A volte nel panorama musicale italiano ci sono figure che non riescono mai ad ottenere la giusta attenzione e il giusto merito. Una di queste era sicuramente Lucio Quarantotto, cantautore e compositore veramente originale, dalla scrittura tagliente e corrosiva, che l'Italia non ha mai capito bene. Un’anima fragile che a 55 anni ha deciso di farla finita con la vita, lasciando un grande vuoto. Di lui restano le sue canzoni, quelle che ha scritto per altri, come la celebre “Con te partirò”, portata al successo da Andrea Bocelli, e soprattutto la stima di Franco Battiato e Caterina Caselli. Squilibri editore da sempre attento alla musica di qualità, ha deciso di pubblicare un doveroso omaggio a questo particolare artista. La Progettazione e la direzione artistica sono di Sergio Secondiano Sacchi (la costola catalana del Club Tenco) che firma l’introduzione e cura la produzione insieme a Daniele Caldarini, che si è occupato della direzione musicale e degli arrangiamenti. L’attore, regista e fotografo Wayne Scott è l’interprete di questo repertorio, che ha tradotto con rispettosa fedeltà in lingua inglese. Le canzoni scelte attingono dai suoi tre album solisti: “Di mattina molto presto” (1982), che vince due anni dopo la targa Tenco come migliore opera prima, “Ehi là” (1986) e “L'ultima nuvola sui cieli d’Italia” (1990).
Ad aprire il disco c’è “Early in the morning” (“Di mattina molto presto”) che ha sonorità tipiche del folk americano, la successiva “Look at me” (“Guarda me”) è sostenuta da chitarra acustica e armonica. “Defiant” (“Rissosi”) ha un andamento tra il musical e il balcanico con i fiati in primo piano, “Dawn you will arrive” (“Alba arriverai”) è una ballata più solenne con il tappeto di organo e pianoforte. “I Will go to you” (“Con te partirò”) ha un sapore più popolare sottolineato dall’organetto e dagli archi, mentre brandelli di elettronica macchiano “The assassins” (“E gli assassini”).
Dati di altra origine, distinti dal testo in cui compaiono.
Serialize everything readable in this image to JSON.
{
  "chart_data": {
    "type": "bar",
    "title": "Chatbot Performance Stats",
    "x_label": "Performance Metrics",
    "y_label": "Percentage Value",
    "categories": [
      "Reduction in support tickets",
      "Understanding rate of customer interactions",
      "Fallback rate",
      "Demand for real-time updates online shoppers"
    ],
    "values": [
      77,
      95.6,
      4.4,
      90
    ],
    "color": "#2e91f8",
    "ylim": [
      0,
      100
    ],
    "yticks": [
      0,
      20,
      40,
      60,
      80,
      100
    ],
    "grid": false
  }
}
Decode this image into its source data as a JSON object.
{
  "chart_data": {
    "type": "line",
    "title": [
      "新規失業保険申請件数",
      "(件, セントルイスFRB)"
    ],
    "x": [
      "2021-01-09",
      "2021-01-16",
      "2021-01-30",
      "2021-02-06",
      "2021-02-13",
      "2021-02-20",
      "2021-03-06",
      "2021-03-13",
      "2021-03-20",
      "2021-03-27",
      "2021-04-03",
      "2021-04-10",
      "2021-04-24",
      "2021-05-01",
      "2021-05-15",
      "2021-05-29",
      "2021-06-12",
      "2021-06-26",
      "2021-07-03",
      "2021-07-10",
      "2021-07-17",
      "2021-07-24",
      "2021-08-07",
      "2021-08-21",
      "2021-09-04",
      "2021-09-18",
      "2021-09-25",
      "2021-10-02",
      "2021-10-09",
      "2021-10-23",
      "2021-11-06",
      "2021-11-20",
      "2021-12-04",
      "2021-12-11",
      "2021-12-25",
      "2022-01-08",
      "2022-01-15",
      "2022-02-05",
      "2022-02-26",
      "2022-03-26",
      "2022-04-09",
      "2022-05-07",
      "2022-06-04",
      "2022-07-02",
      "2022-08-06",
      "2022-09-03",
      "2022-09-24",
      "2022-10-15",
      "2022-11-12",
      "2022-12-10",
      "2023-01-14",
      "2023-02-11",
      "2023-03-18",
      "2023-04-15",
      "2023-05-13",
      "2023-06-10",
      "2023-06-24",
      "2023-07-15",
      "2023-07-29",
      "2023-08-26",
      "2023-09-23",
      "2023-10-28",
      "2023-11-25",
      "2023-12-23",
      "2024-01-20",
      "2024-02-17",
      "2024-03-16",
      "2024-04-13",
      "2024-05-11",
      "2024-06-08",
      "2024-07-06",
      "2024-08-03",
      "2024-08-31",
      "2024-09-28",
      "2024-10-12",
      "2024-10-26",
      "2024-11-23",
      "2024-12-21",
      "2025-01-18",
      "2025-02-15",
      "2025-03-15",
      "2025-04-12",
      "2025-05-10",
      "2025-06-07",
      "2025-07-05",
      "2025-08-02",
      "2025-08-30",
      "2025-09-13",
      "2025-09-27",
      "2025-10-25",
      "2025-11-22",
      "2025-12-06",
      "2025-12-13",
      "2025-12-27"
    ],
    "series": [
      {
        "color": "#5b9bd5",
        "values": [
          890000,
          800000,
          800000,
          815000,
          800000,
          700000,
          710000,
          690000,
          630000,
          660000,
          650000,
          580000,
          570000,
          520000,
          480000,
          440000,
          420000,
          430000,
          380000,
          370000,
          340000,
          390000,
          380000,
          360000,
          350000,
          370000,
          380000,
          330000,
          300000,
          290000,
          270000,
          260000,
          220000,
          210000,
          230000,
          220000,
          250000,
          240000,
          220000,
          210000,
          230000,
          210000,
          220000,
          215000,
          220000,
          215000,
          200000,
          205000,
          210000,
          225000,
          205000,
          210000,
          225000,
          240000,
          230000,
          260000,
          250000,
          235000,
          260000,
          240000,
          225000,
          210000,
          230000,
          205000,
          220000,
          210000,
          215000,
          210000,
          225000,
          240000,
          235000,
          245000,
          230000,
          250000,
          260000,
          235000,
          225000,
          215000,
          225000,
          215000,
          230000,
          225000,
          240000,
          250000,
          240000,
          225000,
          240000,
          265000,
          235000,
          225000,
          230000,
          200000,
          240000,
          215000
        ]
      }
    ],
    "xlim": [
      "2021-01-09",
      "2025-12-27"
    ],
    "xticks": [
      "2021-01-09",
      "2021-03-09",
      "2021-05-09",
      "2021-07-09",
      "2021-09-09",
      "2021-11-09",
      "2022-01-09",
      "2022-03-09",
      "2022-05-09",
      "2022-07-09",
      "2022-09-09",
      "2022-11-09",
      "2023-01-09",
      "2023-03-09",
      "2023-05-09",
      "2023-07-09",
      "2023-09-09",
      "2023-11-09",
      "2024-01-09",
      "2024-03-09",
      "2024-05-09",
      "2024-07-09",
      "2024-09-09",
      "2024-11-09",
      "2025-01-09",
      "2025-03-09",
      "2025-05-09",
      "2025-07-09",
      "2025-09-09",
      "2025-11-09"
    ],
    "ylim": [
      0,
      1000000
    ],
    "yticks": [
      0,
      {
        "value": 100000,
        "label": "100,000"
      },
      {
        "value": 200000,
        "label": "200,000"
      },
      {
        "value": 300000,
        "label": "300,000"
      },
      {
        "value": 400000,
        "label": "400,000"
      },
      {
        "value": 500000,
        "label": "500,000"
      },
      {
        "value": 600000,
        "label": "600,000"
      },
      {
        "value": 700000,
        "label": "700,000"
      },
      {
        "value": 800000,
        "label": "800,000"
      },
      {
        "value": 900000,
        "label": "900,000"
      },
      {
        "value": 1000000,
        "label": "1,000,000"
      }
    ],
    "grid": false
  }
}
Segue, delicatissima “They unload the black wood” (“Scaricano legno nero”) con gli arpeggi di chitarra classica, fisarmonica e bouzouki. A love” (“Un amore”) è rivestita di uno swing molto retrò con chitarra manouche, contrabbasso, pianoforte e violino. In “Peace and war” (“Pace e guerra”) convivono strumenti acustici ed elettronici. “Bear Bruno” (“Bruno”) sembra proprio riecheggiare il circo con il corpo bandistico Acquese che scandisce l’andamento. In chiusura troviamo la mistica “I entered a restaurant” (“Entrai in un ristorante”) con il sitar, djembè, tastiere e percussioni.
Un lavoro che musicalmente stravolge l’originale con interessanti risultati. Gli arrangiamenti sono ottimi e il canto di Scott è intenso e avvolgente. Un disco che oltre ad essere un omaggio fatto con il cuore, è una preziosa occasione per riscoprire le perle nascoste di un outsider della nostra canzone d'autore. Da non perdere.